Here are the changes I made (look for the "HW1 additions" comment):
In fs/open.c:
asmlinkage long sys_open(const char * filename, int flags, int mode)
{
char * tmp;
int fd, error;
event_t* new_event;
#if BITS_PER_LONG != 32
flags |= O_LARGEFILE;
#endif
tmp = getname(filename);
fd = PTR_ERR(tmp);
if (!IS_ERR(tmp)) {
fd = get_unused_fd();
if (fd >= 0) {
struct file *f = filp_open(tmp, flags, mode);
error = PTR_ERR(f);
if (IS_ERR(f))
goto out_error;
fd_install(fd, f);
}
/* HW1 additions */
if (current->record_flag==1){
new_event=(event_t*)kmalloc(sizeof(event_t), GFP_KERNEL);
if (!new_event){
new_event->type=Open;
strcpy(new_event->filename, tmp);
file_queue_add(*new_event, current->queue);
}
}
/* End HW1 additions */
out:
putname(tmp);
}
return fd;
out_error:
put_unused_fd(fd);
fd = error;
goto out;
}
asmlinkage long sys_close(unsigned int fd)
{
struct file * filp;
struct files_struct *files = current->files;
event_t* new_event;
char* tmp = files->fd[fd]->f_dentry->d_name.name;
write_lock(&files->file_lock);
if (fd >= files->max_fds)
goto out_unlock;
filp = files->fd[fd];
if (!filp)
goto out_unlock;
files->fd[fd] = NULL;
FD_CLR(fd, files->close_on_exec);
__put_unused_fd(files, fd);
write_unlock(&files->file_lock);
/* HW1 additions */
if(current->record_flag == 1){
new_event=(event_t*)kmalloc(sizeof(event_t), GFP_KERNEL);
if (!new_event){
new_event->type=Close;
strcpy(new_event->filename, tmp);
file_queue_add(*new_event, current->queue);
}
}
/* End HW1 additions */
return filp_close(filp, files);
out_unlock:
write_unlock(&files->file_lock);
return -EBADF;
}
The task_struct defined in schedule.h was changed at the end to include:
unsigned int record_flag; /* when zero: do not record. when one: record. */
file_queue* queue;
And file queue as well as event t are defined in a separate file as follows:
typedef enum {Open, Close} EventType;
typedef struct event_t{
EventType type;
char filename[256];
}event_t;
typedef struct file_quque_t{
event_t queue[101];
int head, tail;
}file_queue;
file queue add works like this:
void file_queue_add(event_t event, file_queue* queue){
queue->queue[queue->head]=event;
queue->head = (queue->head+1) % 101;
if (queue->head==queue->tail){
queue->tail=(queue->tail+1) % 101;
}
}
if (!new_event) {
new_event->type = …
That's equivalent to if (new_event == NULL). I think you mean if (new_event != NULL), which the kernel folks typically write as if (new_event).

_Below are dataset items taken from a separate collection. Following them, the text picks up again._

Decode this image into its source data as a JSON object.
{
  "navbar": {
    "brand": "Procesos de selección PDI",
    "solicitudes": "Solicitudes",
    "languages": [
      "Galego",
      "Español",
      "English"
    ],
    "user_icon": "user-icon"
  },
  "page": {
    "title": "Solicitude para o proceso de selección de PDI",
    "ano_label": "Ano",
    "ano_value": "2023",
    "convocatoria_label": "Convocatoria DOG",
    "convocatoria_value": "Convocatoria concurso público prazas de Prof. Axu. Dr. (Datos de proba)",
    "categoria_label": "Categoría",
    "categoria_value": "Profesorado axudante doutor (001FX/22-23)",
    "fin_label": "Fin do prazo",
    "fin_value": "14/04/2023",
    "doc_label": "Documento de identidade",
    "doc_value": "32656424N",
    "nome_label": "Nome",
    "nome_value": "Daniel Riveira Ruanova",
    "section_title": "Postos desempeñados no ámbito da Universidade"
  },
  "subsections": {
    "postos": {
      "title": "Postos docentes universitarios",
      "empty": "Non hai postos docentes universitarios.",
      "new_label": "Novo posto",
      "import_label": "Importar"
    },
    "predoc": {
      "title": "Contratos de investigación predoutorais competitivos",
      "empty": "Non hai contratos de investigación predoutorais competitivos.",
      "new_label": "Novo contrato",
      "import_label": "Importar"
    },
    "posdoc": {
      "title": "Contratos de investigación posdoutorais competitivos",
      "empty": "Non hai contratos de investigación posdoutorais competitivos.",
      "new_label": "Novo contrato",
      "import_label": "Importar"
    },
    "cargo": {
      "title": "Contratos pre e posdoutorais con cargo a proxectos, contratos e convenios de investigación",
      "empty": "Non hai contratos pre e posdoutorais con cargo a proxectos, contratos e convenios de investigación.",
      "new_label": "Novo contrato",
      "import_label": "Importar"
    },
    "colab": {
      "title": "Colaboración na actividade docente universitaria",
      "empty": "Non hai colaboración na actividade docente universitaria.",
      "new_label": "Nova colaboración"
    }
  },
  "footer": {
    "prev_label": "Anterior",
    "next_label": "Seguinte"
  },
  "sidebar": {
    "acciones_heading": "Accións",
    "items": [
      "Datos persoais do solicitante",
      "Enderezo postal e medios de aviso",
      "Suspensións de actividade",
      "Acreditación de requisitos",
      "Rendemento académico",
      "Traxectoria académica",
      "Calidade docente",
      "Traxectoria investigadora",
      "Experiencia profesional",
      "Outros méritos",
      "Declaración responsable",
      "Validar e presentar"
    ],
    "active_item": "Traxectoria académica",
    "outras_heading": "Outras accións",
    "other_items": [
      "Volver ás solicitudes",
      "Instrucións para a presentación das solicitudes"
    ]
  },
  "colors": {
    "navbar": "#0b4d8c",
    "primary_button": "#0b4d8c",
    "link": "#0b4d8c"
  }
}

Can you please post the stackdump of the error. I don't see a place where queue_info structure is allocated memory. One more thing is you cannot be sure that process record_flag will be always zero if unassigned in kernel, because kernel is a long running program and memory contains garbage.
Its also possible to check the exact location in the function is occurring by looking at the stack trace.